By dividing 192.168.1.0 into two networks, we can have two smaller networks without wasting address space. We can divide our original network, which could accommodate 254 nodes (256 minus 1 for the network identifier or zero minus 1 for the broadcast address) into two networks which can accommodate 126 nodes (128 minus 1 minus 1). The network prefix of the first network is 192.168.1.0/25, and the network prefix of the second network is 192.168.1.128/25. Note that we have extended the network prefix by one bit so that we can partition the network. Also note that now that we can arbitrarily define the number of bits in the prefix, the number of bits in the prefix might not align on an octet boundary, and therefore we must specify the number of bits in the prefix, which we do by appending a forward slash and the number of bits (in this case, /25). This is called CIDR notation.

Because of classless subnetting, we can have a maximum of 1,048,576 nodes on a class B private network. This is because we only need 12 bits for the 172.16.0.0 private network. By moving the boundary for the prefix from 16 bits to 12, this leaves 4 more bits for the node identifier, or 20 bits (2^20 = 1,048,576).

It is worth noting that IPv4 has three different address types:

Unicast: With this type of address, a single address is specified. Thus, these addresses are used for point-to-point communications.
Broadcast: This is the opposite of a unicast address. By using a broadcast address, we can target everyone on a subnet instead of a single node. The broadcast address is typically the last address in a subnet; for example, 192.168.1.255 is the broadcast address for the 192.168.1.0 network.
Multicast: With this type of address, a group of nodes can send and receive data between the members of the group at one time by sending it to the multicast IP address. All members of the multicast group have the same multicast address.

Whereas hubs and switches allow network traffic within a network segment, inter-network communication requires specialized hardware. Such hardware devices are called routers, and in most cases, a router forwards a packet to another router, since there are typically several steps (or hops) between the source and destination. It is commonplace to have a router at the boundary between a private network and the public internet. Since connecting to the public internet raises security concerns, it is also common to place a firewall—a network device that controls incoming and outgoing traffic—on this boundary as well. Some hardware devices (such as a pfSense device) can function as both a firewall and a router, although a network may also have a dedicated firewall and a dedicated router.

If a node is communicating with a node on the same network segment, it can find the node via ARP without having to use a router. If the node is not on the local network, however, there are two ways the sending node can find a route to it. It might have a statically configured route to the host, otherwise known as a static route, in its routing table. If not, however, it can send the packet to the default gateway, assuming that a default gateway is configured. Such a gateway enables nodes to communicate with nodes on other network segments and other networks.
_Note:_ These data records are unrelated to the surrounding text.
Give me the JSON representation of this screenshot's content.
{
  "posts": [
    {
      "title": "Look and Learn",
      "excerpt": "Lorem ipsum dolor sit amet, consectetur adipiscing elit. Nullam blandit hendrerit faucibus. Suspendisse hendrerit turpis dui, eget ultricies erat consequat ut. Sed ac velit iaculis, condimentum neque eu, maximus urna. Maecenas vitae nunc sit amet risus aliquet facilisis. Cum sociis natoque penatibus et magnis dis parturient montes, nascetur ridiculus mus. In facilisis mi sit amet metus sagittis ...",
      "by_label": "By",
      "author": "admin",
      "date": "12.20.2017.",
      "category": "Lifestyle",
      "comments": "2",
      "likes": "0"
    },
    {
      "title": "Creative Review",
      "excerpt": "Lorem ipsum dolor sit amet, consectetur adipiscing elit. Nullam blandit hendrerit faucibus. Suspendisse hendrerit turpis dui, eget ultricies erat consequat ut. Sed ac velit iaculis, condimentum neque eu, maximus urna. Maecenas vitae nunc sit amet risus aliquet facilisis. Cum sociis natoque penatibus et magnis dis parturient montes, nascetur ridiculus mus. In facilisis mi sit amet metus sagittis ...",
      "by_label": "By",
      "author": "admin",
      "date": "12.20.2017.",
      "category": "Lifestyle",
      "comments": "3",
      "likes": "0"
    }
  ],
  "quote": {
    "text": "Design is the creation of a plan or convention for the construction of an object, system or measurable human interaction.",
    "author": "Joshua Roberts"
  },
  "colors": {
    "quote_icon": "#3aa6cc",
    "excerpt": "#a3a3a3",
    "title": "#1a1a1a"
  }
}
In general, hubs operate on the physical layer of the OSI model; switches operate on the data link layer, and routers operate on the network layer. There are, however, devices known as layer 3 switches, which incorporate some routing functions.

Although this section is by no means an exhaustive guide to networking fundamentals, we have at least outlined the world of networking as it exists today. Ethernet is the dominant standard for networking hardware, and Gigabit Ethernet has supplanted Fast Ethernet as the de facto standard. On the networking and transport levels, TCP/IP is the dominant standard and although the roll out of IPv6 has been a slow one, it is gradually replacing IPv4.